American Splendor : Double jeu
Cinéma

American Splendor : Double jeu

1970, ville de Cleveland, Ohio. Harvey Pekar (Paul Giamatti), bougon personnage, travaille comme documentaliste dans un hôpital où il répertorie les décès. Ses moments libres, il les passe dans le bazar de son appartement, allongé sur le canapé au milieu de sa collection de disques jazz, à lire, écrire et disserter sur la vacuité de son existence. Jusqu’au jour où, voyant son ami Robert Crumb (James Urbaniak) percer dans le monde des comic books, il décide lui aussi de se mettre à écrire une bande dessinée. Pas question de super-héros ou de décors fantastiques dans son univers. Ironiquement baptisée American Splendor, sa bande dessinée raconte l’histoire de ses échecs personnels, de ses névroses et tracas quotidiens. Depuis 1976, à raison d’un numéro par an, Harvey Pekar a fait de sa médiocrité le sujet même de son oeuvre.

Chronique d’un antihéros, le film de Robert Pulcini et Shari Springer Berman propose un regard singulier, acidulé et drôle sur la vie de l’auteur. Alliant fiction, animation et documentaire, American Splendor (Grand Prix du jury, Festival de Sundance 2003) oscille entre les genres. Le film est conçu comme un collage où s’entrecroisent témoignages du vrai Harvey Pekar, illustrations BD de Robert Crumb, images d’archives de l’émission Late Night with David Letterman – où Pekar fit plusieurs apparitions – et fiction, Paul Giamatti incarnant avec brio l’auteur de bande dessinée.

Tarabiscotée et audacieuse, cette mise en scène illustre les troubles de l’écrivain. Dans un passage délirant, le personnage du film s’interroge: "Qui est Harvey Pekar?" S’agit-il de l’homme médiocre travaillant à l’hôpital, du héros raté de bande dessinée, ou de l’auteur auquel les médias feignent de s’intéresser? Une réflexion sur le travail de l’artiste, les frontières diffuses existant entre réalité et fiction à partir du moment où l’on pose sa vie sur papier.

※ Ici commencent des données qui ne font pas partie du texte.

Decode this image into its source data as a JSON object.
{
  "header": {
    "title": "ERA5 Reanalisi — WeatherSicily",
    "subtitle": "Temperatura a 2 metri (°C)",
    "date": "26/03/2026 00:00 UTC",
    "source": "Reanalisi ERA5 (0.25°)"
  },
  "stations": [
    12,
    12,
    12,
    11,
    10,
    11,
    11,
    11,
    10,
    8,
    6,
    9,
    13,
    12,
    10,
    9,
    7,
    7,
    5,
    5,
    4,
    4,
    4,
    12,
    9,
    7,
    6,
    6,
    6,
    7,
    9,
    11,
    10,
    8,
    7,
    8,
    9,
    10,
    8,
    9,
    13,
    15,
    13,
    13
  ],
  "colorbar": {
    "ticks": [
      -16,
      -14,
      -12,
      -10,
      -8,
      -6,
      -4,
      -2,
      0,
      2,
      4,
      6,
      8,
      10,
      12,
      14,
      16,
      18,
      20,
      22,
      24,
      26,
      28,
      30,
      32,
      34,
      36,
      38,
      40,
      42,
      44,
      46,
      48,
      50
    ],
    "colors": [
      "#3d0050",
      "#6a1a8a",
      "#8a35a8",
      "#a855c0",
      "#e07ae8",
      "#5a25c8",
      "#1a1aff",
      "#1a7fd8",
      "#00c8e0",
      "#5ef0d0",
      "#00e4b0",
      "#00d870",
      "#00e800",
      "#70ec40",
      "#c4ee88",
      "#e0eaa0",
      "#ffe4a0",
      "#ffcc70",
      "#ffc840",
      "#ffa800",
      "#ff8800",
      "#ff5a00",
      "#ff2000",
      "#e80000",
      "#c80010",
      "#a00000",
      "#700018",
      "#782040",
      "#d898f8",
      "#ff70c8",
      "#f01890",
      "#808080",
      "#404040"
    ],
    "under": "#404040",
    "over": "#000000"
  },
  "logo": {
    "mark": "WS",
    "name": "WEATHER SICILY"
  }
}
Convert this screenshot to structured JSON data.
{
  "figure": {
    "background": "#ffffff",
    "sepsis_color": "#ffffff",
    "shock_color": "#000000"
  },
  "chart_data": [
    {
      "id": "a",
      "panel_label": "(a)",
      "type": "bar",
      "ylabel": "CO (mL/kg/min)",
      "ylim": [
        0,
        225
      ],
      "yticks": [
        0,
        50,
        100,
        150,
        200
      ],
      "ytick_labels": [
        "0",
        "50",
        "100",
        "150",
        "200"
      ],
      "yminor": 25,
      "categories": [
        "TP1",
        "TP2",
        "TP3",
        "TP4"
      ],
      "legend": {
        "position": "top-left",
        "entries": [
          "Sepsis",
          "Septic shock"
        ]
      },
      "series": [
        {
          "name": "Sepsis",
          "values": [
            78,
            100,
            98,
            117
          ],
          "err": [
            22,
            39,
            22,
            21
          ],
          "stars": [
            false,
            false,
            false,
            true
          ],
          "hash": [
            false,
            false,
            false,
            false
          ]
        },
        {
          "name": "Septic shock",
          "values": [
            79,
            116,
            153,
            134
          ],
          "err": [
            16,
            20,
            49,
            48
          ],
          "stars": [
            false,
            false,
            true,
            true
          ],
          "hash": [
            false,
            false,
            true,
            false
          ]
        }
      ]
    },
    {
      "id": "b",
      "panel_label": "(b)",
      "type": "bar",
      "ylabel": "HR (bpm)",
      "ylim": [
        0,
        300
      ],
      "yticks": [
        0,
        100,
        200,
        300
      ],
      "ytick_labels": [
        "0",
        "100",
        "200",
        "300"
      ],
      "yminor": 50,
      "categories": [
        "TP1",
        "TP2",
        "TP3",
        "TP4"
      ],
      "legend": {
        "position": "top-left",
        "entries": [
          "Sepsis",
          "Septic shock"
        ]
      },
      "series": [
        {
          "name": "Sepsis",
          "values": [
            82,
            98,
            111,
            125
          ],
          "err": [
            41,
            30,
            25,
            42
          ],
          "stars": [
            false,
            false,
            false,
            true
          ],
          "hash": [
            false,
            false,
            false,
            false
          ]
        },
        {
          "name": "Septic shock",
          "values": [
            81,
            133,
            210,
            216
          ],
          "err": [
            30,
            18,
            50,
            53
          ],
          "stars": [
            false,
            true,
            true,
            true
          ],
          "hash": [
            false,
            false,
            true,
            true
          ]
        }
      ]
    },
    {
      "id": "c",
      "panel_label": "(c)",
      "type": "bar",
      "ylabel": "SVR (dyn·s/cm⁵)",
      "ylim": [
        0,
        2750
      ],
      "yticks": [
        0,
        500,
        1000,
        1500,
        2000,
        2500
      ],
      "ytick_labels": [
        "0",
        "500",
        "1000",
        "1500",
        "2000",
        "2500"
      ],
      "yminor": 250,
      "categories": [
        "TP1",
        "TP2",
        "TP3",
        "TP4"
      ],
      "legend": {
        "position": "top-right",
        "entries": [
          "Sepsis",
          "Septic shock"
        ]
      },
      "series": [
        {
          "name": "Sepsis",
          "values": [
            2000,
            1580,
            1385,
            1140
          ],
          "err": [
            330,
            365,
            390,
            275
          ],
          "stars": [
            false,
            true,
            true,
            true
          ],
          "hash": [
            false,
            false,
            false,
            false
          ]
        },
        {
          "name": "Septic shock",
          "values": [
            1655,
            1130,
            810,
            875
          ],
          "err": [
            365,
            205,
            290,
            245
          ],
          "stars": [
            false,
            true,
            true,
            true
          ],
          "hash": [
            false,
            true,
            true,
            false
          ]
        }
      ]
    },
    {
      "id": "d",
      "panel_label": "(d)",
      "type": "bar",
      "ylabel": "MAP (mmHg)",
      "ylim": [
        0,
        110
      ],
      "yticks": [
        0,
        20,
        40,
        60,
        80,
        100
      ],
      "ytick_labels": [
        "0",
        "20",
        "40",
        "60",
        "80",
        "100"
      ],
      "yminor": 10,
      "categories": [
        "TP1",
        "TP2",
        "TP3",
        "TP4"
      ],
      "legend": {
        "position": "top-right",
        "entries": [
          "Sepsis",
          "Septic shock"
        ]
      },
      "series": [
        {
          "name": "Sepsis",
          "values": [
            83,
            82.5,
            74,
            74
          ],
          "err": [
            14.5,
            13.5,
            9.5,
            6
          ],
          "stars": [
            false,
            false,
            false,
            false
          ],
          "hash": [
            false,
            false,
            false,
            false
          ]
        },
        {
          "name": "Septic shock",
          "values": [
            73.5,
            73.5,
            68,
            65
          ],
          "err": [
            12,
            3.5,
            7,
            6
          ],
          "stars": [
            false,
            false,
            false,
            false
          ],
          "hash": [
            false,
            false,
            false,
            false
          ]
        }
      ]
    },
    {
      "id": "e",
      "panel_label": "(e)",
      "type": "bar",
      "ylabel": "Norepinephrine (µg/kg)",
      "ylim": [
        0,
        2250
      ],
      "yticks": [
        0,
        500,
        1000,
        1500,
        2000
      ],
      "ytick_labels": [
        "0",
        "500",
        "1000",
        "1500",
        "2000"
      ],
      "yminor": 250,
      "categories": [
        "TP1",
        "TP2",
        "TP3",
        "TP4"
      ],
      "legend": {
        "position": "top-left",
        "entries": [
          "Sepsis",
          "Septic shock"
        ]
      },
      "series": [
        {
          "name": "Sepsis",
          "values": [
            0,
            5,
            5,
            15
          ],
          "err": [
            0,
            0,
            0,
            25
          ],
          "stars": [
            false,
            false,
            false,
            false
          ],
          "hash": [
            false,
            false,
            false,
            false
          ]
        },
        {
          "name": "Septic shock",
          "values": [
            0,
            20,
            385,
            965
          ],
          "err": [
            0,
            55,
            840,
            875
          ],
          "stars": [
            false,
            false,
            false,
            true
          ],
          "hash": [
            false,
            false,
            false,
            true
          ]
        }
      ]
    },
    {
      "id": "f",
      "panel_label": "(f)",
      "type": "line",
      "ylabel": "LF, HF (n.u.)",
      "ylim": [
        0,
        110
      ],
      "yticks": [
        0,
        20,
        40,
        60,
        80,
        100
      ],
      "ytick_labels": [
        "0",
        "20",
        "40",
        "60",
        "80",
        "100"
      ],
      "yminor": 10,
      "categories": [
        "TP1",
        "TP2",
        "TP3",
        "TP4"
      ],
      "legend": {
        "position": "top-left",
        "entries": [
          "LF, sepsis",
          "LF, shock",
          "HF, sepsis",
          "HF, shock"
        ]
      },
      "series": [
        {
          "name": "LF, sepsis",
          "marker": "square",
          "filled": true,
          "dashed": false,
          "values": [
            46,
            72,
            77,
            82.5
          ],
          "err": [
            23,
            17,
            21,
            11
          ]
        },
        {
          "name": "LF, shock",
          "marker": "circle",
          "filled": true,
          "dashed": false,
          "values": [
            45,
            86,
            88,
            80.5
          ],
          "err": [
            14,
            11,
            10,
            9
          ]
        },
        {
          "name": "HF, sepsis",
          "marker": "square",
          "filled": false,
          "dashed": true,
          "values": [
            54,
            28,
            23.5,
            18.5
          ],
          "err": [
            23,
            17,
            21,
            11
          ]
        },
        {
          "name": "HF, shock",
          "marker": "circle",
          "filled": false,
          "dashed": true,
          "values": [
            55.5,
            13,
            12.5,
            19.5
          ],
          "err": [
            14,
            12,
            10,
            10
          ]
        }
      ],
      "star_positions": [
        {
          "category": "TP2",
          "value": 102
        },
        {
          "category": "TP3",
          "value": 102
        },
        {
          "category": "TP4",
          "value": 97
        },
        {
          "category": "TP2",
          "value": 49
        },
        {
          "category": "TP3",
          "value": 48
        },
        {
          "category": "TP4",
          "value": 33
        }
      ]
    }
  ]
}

Et puis, au milieu d’un cynisme ambiant qui remet en question la notion même de réussite, reste l’aspiration à un certain bonheur, le désir de donner un sens au sentiment de vide existentiel. Ce pseudo-équilibre, Pekar finit par le trouver auprès de Joyce (Hope Davis), une femme aussi dépressive et désabusée que lui.

Rien de grandiose dans American Splendor. Du simple, du vrai, de la réalité à l’état brut, parce que la "vie ordinaire est une chose assez compliquée" comme ça. Le ton est caustique mais aussi profondément humain, de par la distanciation, la capacité à rire de soi.

Les discussions entre Harvey et son collègue semi-autiste Toby Radloff (Judah Friedlander) à propos de jujubes au piña colada ou du film Revenge of the Nerds donnent lieu à des répliques savoureuses. Le jeu des acteurs, la reconstitution des années 70, le style éclectique sonnent on ne peut plus juste.

Aussi, que vous connaissiez Harvey Pekar ou non, vous apprécierez l’humilité et la répartie cinglante du personnage. Un film original, drôle et intelligent.